Count the number of digits in a hexadecimal number

Question

I am trying to count the number of digits that are available in a hexadecimal number. For example: 0x00000001 should return the count as 8 .

Could anyone suggest as to what is the most efficient way of doing this? I have tried converting it to a CString and get the length using ' GetLength() ' but that doesn't seem to work here.

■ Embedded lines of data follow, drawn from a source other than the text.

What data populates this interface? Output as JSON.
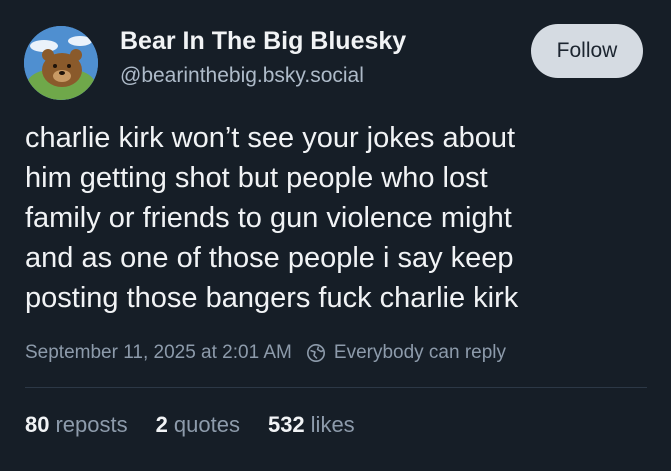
{
  "author": {
    "display_name": "Bear In The Big Bluesky",
    "handle": "@bearinthebig.bsky.social",
    "avatar_icon": "bear-avatar"
  },
  "follow_button": {
    "label": "Follow"
  },
  "post": {
    "text_lines": [
      "charlie kirk won’t see your jokes about",
      "him getting shot but people who lost",
      "family or friends to gun violence might",
      "and as one of those people i say keep",
      "posting those bangers fuck charlie kirk"
    ],
    "timestamp": "September 11, 2025 at 2:01 AM",
    "reply_setting": "Everybody can reply",
    "reply_icon": "globe-icon"
  },
  "stats": {
    "reposts": {
      "count": "80",
      "label": "reposts"
    },
    "quotes": {
      "count": "2",
      "label": "quotes"
    },
    "likes": {
      "count": "532",
      "label": "likes"
    }
  },
  "colors": {
    "background": "#161e27",
    "text": "#f1f3f5",
    "muted": "#8d9bab",
    "button_bg": "#d5dbe2"
  }
}
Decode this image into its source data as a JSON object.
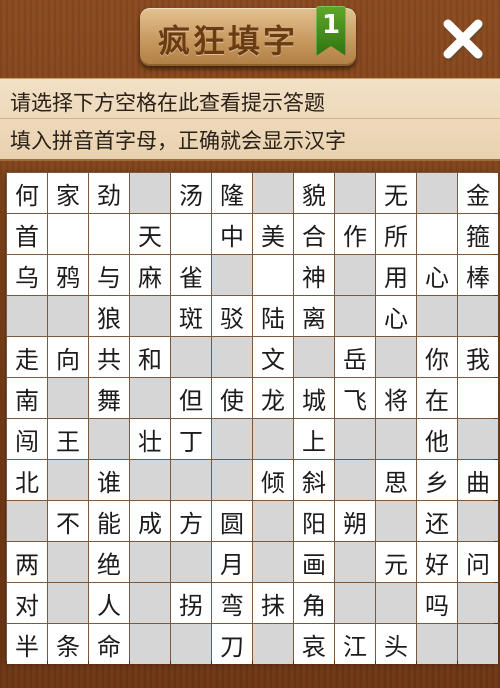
{
  "header": {
    "title": "疯狂填字",
    "level": "1",
    "close_icon": "close-icon"
  },
  "hints": {
    "line1": "请选择下方空格在此查看提示答题",
    "line2": "填入拼音首字母，正确就会显示汉字"
  },
  "colors": {
    "background_wood": "#7a3f18",
    "plaque": "#c89a60",
    "ribbon_green": "#3f8a18",
    "cell_white": "#ffffff",
    "cell_blocked": "#d6d6d6"
  },
  "board": {
    "rows": [
      [
        "何",
        "家",
        "劲",
        null,
        "汤",
        "隆",
        null,
        "貌",
        null,
        "无",
        null,
        "金"
      ],
      [
        "首",
        "",
        "",
        "天",
        "",
        "中",
        "美",
        "合",
        "作",
        "所",
        "",
        "箍"
      ],
      [
        "乌",
        "鸦",
        "与",
        "麻",
        "雀",
        null,
        "",
        "神",
        null,
        "用",
        "心",
        "棒"
      ],
      [
        null,
        null,
        "狼",
        null,
        "斑",
        "驳",
        "陆",
        "离",
        null,
        "心",
        null,
        null
      ],
      [
        "走",
        "向",
        "共",
        "和",
        null,
        null,
        "文",
        null,
        "岳",
        null,
        "你",
        "我"
      ],
      [
        "南",
        null,
        "舞",
        null,
        "但",
        "使",
        "龙",
        "城",
        "飞",
        "将",
        "在",
        ""
      ],
      [
        "闯",
        "王",
        null,
        "壮",
        "丁",
        null,
        null,
        "上",
        null,
        null,
        "他",
        null
      ],
      [
        "北",
        null,
        "谁",
        null,
        null,
        null,
        "倾",
        "斜",
        null,
        "思",
        "乡",
        "曲"
      ],
      [
        null,
        "不",
        "能",
        "成",
        "方",
        "圆",
        null,
        "阳",
        "朔",
        null,
        "还",
        null
      ],
      [
        "两",
        null,
        "绝",
        null,
        null,
        "月",
        null,
        "画",
        null,
        "元",
        "好",
        "问"
      ],
      [
        "对",
        null,
        "人",
        null,
        "拐",
        "弯",
        "抹",
        "角",
        null,
        null,
        "吗",
        null
      ],
      [
        "半",
        "条",
        "命",
        null,
        null,
        "刀",
        null,
        "哀",
        "江",
        "头",
        null,
        null
      ]
    ]
  }
}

Edit: Sorry if I forgot to mentioned, my variable that stores the hexadecimal number is an unsigned short.

Tried this:

unsigned short number;
CString HexValue;
HexValue.Format("%.8x",number);     // number = 0000000000000000, 16 0's
HexValue = "0x" + HexValue;
int length = HexValue.GetLength() - 2; // returns an 8 here

Answer 1

由于每个字节包含两个十六进制数字，请尝试使用整数类型的变量n

sizeof(n)*CHAR_BIT/4

Answer 2

如果0x00000001是一个字符串，则GetLength() - 2应该为8。如果它是存储在不同类型中的值（假设为int），则只需记住十六进制编码需要每8位2个字符来对整个整数进行编码值范围（ sizeof(int) * 2 ）

Answer 3

There is one hex digit per 4 bits.

std::cout << sizeof(unsigned short) * CHAR_BIT / 4 << "\n";
std::cout << sizeof(unsigned short) * CHAR_BIS % 4 << " LEFTOVER PARTIAL DIGITS\n";

Answer 4

The number of digits in a hexadecimal number n is max(1, ceil(log2( n ))). See Wikipedia, Binary logarithm for a fast algorithm to compute log2.

That won't give you the value 8 for 0x00000001 , though, since there's actually only digit needed to represent that number. The difference between 0x00000001 and 0x1 is a display issue only.